Monday, April 6, 2009

Bunn's Feed & Seed, Part 4: Windows & Doors

Construction of the windows and doors is probably the most retro area of this retro project. If you would like to improve the realism of this building, I’d recommend using commercial castings. I wanted the model to be fairly close to Mr. Moore’s original, so I stuck pretty close to his instructions.

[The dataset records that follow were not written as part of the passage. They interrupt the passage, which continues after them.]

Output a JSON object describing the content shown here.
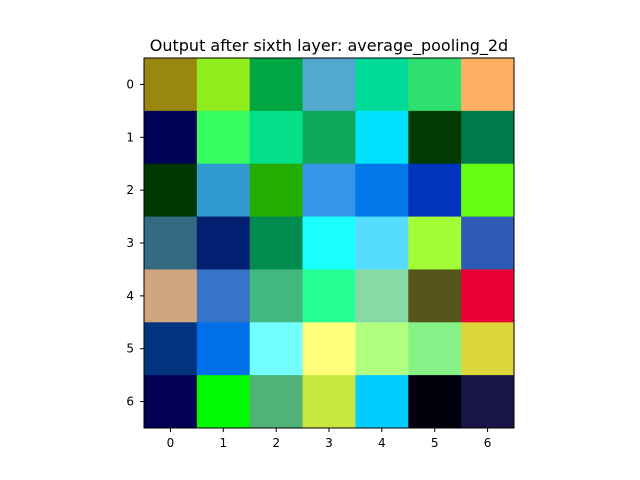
{
  "chart_data": {
    "type": "heatmap",
    "title": "Output after sixth layer: average_pooling_2d",
    "xlabel": "",
    "ylabel": "",
    "x_ticks": [
      "0",
      "1",
      "2",
      "3",
      "4",
      "5",
      "6"
    ],
    "y_ticks": [
      "0",
      "1",
      "2",
      "3",
      "4",
      "5",
      "6"
    ],
    "grid": false,
    "cells": [
      [
        "#99870f",
        "#8fed1d",
        "#00a642",
        "#52a9d0",
        "#00dc98",
        "#2ee070",
        "#ffaf62"
      ],
      [
        "#010158",
        "#36fc62",
        "#04df8a",
        "#0fa858",
        "#00e1fe",
        "#013b01",
        "#007a4b"
      ],
      [
        "#003700",
        "#3099cd",
        "#25ac00",
        "#3896ea",
        "#0078e8",
        "#0134bd",
        "#66ff14"
      ],
      [
        "#346a84",
        "#031f72",
        "#008b4f",
        "#1affff",
        "#55dcff",
        "#a2fd37",
        "#2e5cb5"
      ],
      [
        "#cfa67e",
        "#3774c8",
        "#42b77e",
        "#26ff91",
        "#88daa5",
        "#56561a",
        "#eb0034"
      ],
      [
        "#01347e",
        "#016fea",
        "#71ffff",
        "#ffff7c",
        "#b1ff7f",
        "#85f186",
        "#ddd63a"
      ],
      [
        "#010052",
        "#00fa01",
        "#50b276",
        "#c7e640",
        "#00cdff",
        "#00000d",
        "#181646"
      ]
    ]
  }
}
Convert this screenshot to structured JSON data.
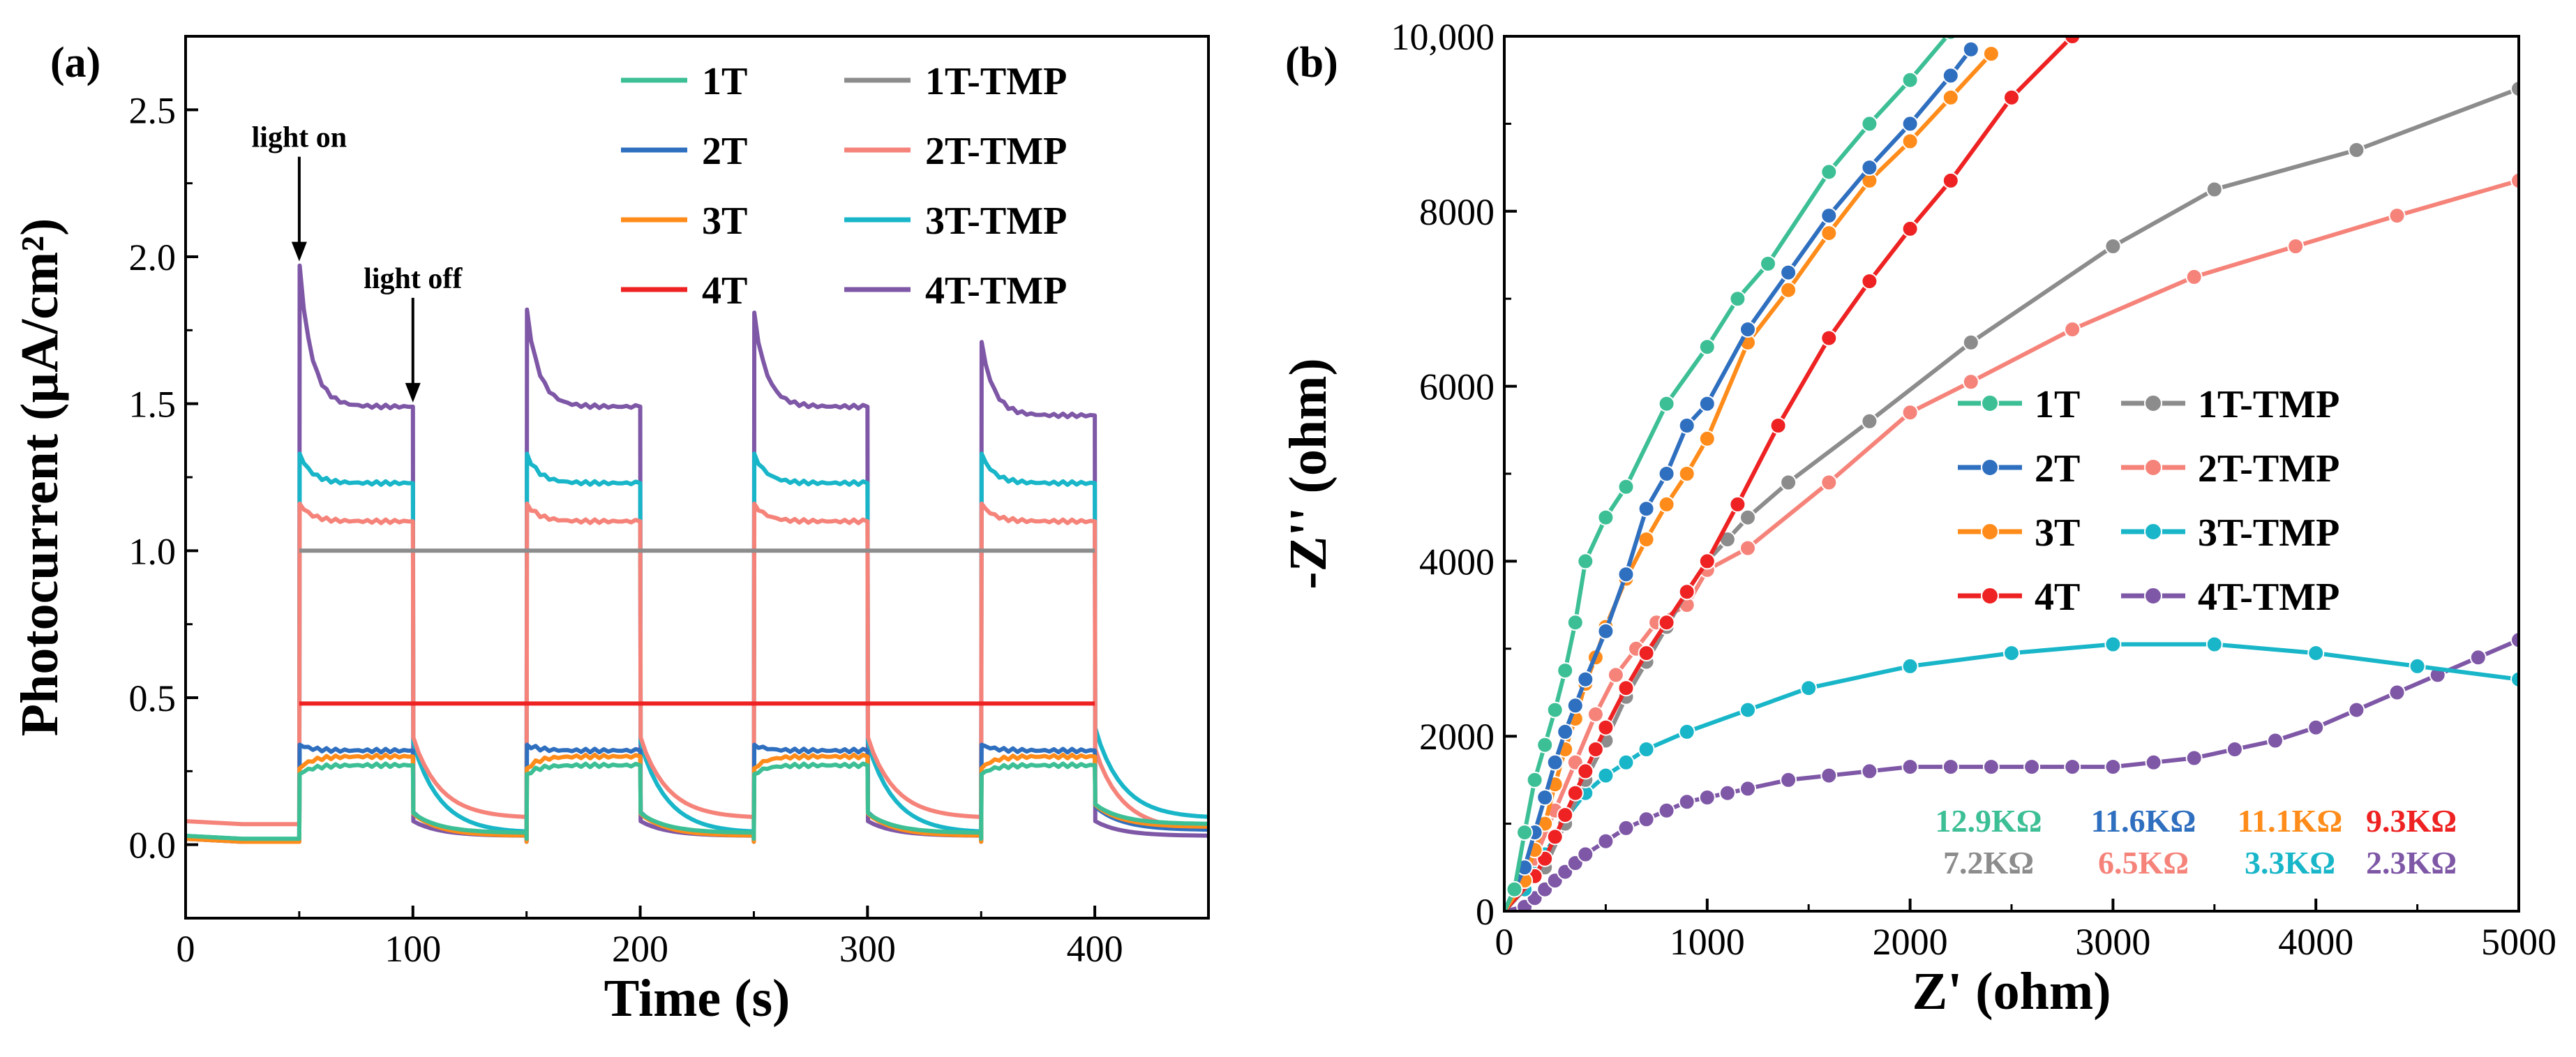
{
  "chart_data": [
    {
      "type": "line",
      "panel": "(a)",
      "xlabel": "Time (s)",
      "ylabel": "Photocurrent (µA/cm²)",
      "xlim": [
        0,
        450
      ],
      "ylim": [
        -0.25,
        2.75
      ],
      "xticks": [
        0,
        100,
        200,
        300,
        400
      ],
      "yticks": [
        0.0,
        0.5,
        1.0,
        1.5,
        2.0,
        2.5
      ],
      "ytick_labels": [
        "0.0",
        "0.5",
        "1.0",
        "1.5",
        "2.0",
        "2.5"
      ],
      "annotations": [
        {
          "text": "light on",
          "x": 50,
          "y": 1.97
        },
        {
          "text": "light off",
          "x": 100,
          "y": 1.49
        }
      ],
      "light_periods": [
        [
          50,
          100
        ],
        [
          150,
          200
        ],
        [
          250,
          300
        ],
        [
          350,
          400
        ]
      ],
      "legend_position": "top-right",
      "series": [
        {
          "name": "1T",
          "color": "#3dbf95",
          "dark": 0.02,
          "on_peak": 0.24,
          "on_plateau": 0.27,
          "end_dark": 0.07
        },
        {
          "name": "2T",
          "color": "#2f6fbf",
          "dark": 0.01,
          "on_peak": 0.34,
          "on_plateau": 0.32,
          "end_dark": 0.05
        },
        {
          "name": "3T",
          "color": "#ff8c1a",
          "dark": 0.01,
          "on_peak": 0.26,
          "on_plateau": 0.3,
          "end_dark": 0.06
        },
        {
          "name": "4T",
          "color": "#ee2222",
          "dark": 0.48,
          "on_peak": 0.48,
          "on_plateau": 0.48,
          "end_dark": 0.48,
          "constant": true
        },
        {
          "name": "1T-TMP",
          "color": "#8c8c8c",
          "dark": 1.0,
          "on_peak": 1.0,
          "on_plateau": 1.0,
          "end_dark": 1.0,
          "constant": true
        },
        {
          "name": "2T-TMP",
          "color": "#f5837a",
          "dark": 0.07,
          "on_peak": 1.16,
          "on_plateau": 1.1,
          "end_dark": 0.05
        },
        {
          "name": "3T-TMP",
          "color": "#18b6c8",
          "dark": 0.02,
          "on_peak": 1.33,
          "on_plateau": 1.23,
          "end_dark": 0.09
        },
        {
          "name": "4T-TMP",
          "color": "#7e57a6",
          "dark": 0.01,
          "on_peak": 1.97,
          "on_plateau": 1.49,
          "end_dark": 0.03,
          "peaks": [
            1.97,
            1.82,
            1.81,
            1.71
          ],
          "plateaus": [
            1.49,
            1.49,
            1.49,
            1.46
          ]
        }
      ]
    },
    {
      "type": "line",
      "panel": "(b)",
      "xlabel": "Z' (ohm)",
      "ylabel": "-Z'' (ohm)",
      "xlim": [
        0,
        5000
      ],
      "ylim": [
        0,
        10000
      ],
      "xticks": [
        0,
        1000,
        2000,
        3000,
        4000,
        5000
      ],
      "yticks": [
        0,
        2000,
        4000,
        6000,
        8000,
        10000
      ],
      "ytick_labels": [
        "0",
        "2000",
        "4000",
        "6000",
        "8000",
        "10,000"
      ],
      "legend_position": "center-right",
      "resistance_labels": [
        {
          "text": "12.9KΩ",
          "color": "#3dbf95"
        },
        {
          "text": "11.6KΩ",
          "color": "#2f6fbf"
        },
        {
          "text": "11.1KΩ",
          "color": "#ff8c1a"
        },
        {
          "text": "9.3KΩ",
          "color": "#ee2222"
        },
        {
          "text": "7.2KΩ",
          "color": "#8c8c8c"
        },
        {
          "text": "6.5KΩ",
          "color": "#f5837a"
        },
        {
          "text": "3.3KΩ",
          "color": "#18b6c8"
        },
        {
          "text": "2.3KΩ",
          "color": "#7e57a6"
        }
      ],
      "series": [
        {
          "name": "1T",
          "color": "#3dbf95",
          "x": [
            50,
            100,
            150,
            200,
            250,
            300,
            350,
            400,
            500,
            600,
            800,
            1000,
            1150,
            1300,
            1600,
            1800,
            2000,
            2200
          ],
          "y": [
            250,
            900,
            1500,
            1900,
            2300,
            2750,
            3300,
            4000,
            4500,
            4850,
            5800,
            6450,
            7000,
            7400,
            8450,
            9000,
            9500,
            10050
          ]
        },
        {
          "name": "2T",
          "color": "#2f6fbf",
          "x": [
            100,
            150,
            200,
            250,
            300,
            350,
            400,
            500,
            600,
            700,
            800,
            900,
            1000,
            1200,
            1400,
            1600,
            1800,
            2000,
            2200,
            2300
          ],
          "y": [
            500,
            900,
            1300,
            1700,
            2050,
            2350,
            2650,
            3200,
            3850,
            4600,
            5000,
            5550,
            5800,
            6650,
            7300,
            7950,
            8500,
            9000,
            9550,
            9850
          ]
        },
        {
          "name": "3T",
          "color": "#ff8c1a",
          "x": [
            100,
            150,
            200,
            250,
            300,
            350,
            400,
            450,
            500,
            600,
            700,
            800,
            900,
            1000,
            1200,
            1400,
            1600,
            1800,
            2000,
            2200,
            2400
          ],
          "y": [
            350,
            700,
            1000,
            1450,
            1850,
            2200,
            2600,
            2900,
            3250,
            3800,
            4250,
            4650,
            5000,
            5400,
            6500,
            7100,
            7750,
            8350,
            8800,
            9300,
            9800
          ]
        },
        {
          "name": "4T",
          "color": "#ee2222",
          "x": [
            150,
            200,
            250,
            300,
            350,
            400,
            450,
            500,
            600,
            700,
            800,
            900,
            1000,
            1150,
            1350,
            1600,
            1800,
            2000,
            2200,
            2500,
            2800
          ],
          "y": [
            400,
            600,
            850,
            1100,
            1350,
            1600,
            1850,
            2100,
            2550,
            2950,
            3300,
            3650,
            4000,
            4650,
            5550,
            6550,
            7200,
            7800,
            8350,
            9300,
            10000
          ]
        },
        {
          "name": "1T-TMP",
          "color": "#8c8c8c",
          "x": [
            200,
            300,
            400,
            500,
            600,
            700,
            800,
            900,
            1000,
            1100,
            1200,
            1400,
            1800,
            2300,
            3000,
            3500,
            4200,
            5000
          ],
          "y": [
            500,
            1000,
            1500,
            1950,
            2450,
            2850,
            3250,
            3650,
            4000,
            4250,
            4500,
            4900,
            5600,
            6500,
            7600,
            8250,
            8700,
            9400
          ]
        },
        {
          "name": "2T-TMP",
          "color": "#f5837a",
          "x": [
            150,
            250,
            350,
            450,
            550,
            650,
            750,
            900,
            1000,
            1200,
            1600,
            2000,
            2300,
            2800,
            3400,
            3900,
            4400,
            5000
          ],
          "y": [
            600,
            1150,
            1700,
            2250,
            2700,
            3000,
            3300,
            3500,
            3900,
            4150,
            4900,
            5700,
            6050,
            6650,
            7250,
            7600,
            7950,
            8350
          ]
        },
        {
          "name": "3T-TMP",
          "color": "#18b6c8",
          "x": [
            100,
            150,
            200,
            250,
            300,
            400,
            500,
            600,
            700,
            900,
            1200,
            1500,
            2000,
            2500,
            3000,
            3500,
            4000,
            4500,
            5000
          ],
          "y": [
            250,
            450,
            650,
            850,
            1050,
            1350,
            1550,
            1700,
            1850,
            2050,
            2300,
            2550,
            2800,
            2950,
            3050,
            3050,
            2950,
            2800,
            2650
          ]
        },
        {
          "name": "4T-TMP",
          "color": "#7e57a6",
          "x": [
            100,
            150,
            200,
            250,
            300,
            350,
            400,
            500,
            600,
            700,
            800,
            900,
            1000,
            1100,
            1200,
            1400,
            1600,
            1800,
            2000,
            2200,
            2400,
            2600,
            2800,
            3000,
            3200,
            3400,
            3600,
            3800,
            4000,
            4200,
            4400,
            4600,
            4800,
            5000
          ],
          "y": [
            50,
            150,
            250,
            350,
            450,
            550,
            650,
            800,
            950,
            1050,
            1150,
            1250,
            1300,
            1350,
            1400,
            1500,
            1550,
            1600,
            1650,
            1650,
            1650,
            1650,
            1650,
            1650,
            1700,
            1750,
            1850,
            1950,
            2100,
            2300,
            2500,
            2700,
            2900,
            3100
          ]
        }
      ]
    }
  ]
}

[Window frames ready for installation]

Each of the window and door openings on the buildings were cased with strip wood as per the article. I pre-painted the strips prior to cutting and installing to make finishing easier. The side windows on the barn were framed first: both inside the opening, and around the outside perimeter. All the other openings were just framed around their perimeters since it appeared that inside framing unnecessarily reduced the opening size, and didn’t add to the overall look. It was tedious too.
All framing was attached to building structure with super-glue. Raw, unpainted areas on the frames were touched up after the glue had set.
Once the window and door frames were in place, the inside surfaces of the walls were painted flat black. This helps to make the walls a little more opaque, and helps to obscure interior views.
Mr. Moore recommends making the windows by first scuffing frosted acetate with pumice, and then drawing on the mullions with a ruling pen filled with black ink. I more-or-less followed these instructions. The window material is 0.020 inch clear copolyester that was lightly scuffed with a very fine sanding film to obscure the view inside.
The mullions are added by taping the scuffed copolyester to a piece of paper that has the mullion pattern drawn on and then tracing on the pattern with a fine-point, black Sharpe pen. Cut the window a little oversize so there is material to glue when attaching the window inside the wall opening.
Mr. Moore recommends making the various doors from cardstock. Once again I subsitituted with sheet styrene. All were made from 0.020 sheet styrene. For the hinged doors on the barn, the door panel pattern is drawn on the 0.020 inch styrene The door panels themselves are cut from 0.012 inch stryene and glued on the drawn pattern. The door knobs are pin heads that are attached by first drilling a hole of suitable diameter into the door with a pin-vise, and then gluing the knob in place with a dab of super-glue. The sliding doors on both the addition and the barn are made by simply scribing vertical lines into 0.020 sheets and cutting to the size specified in the article.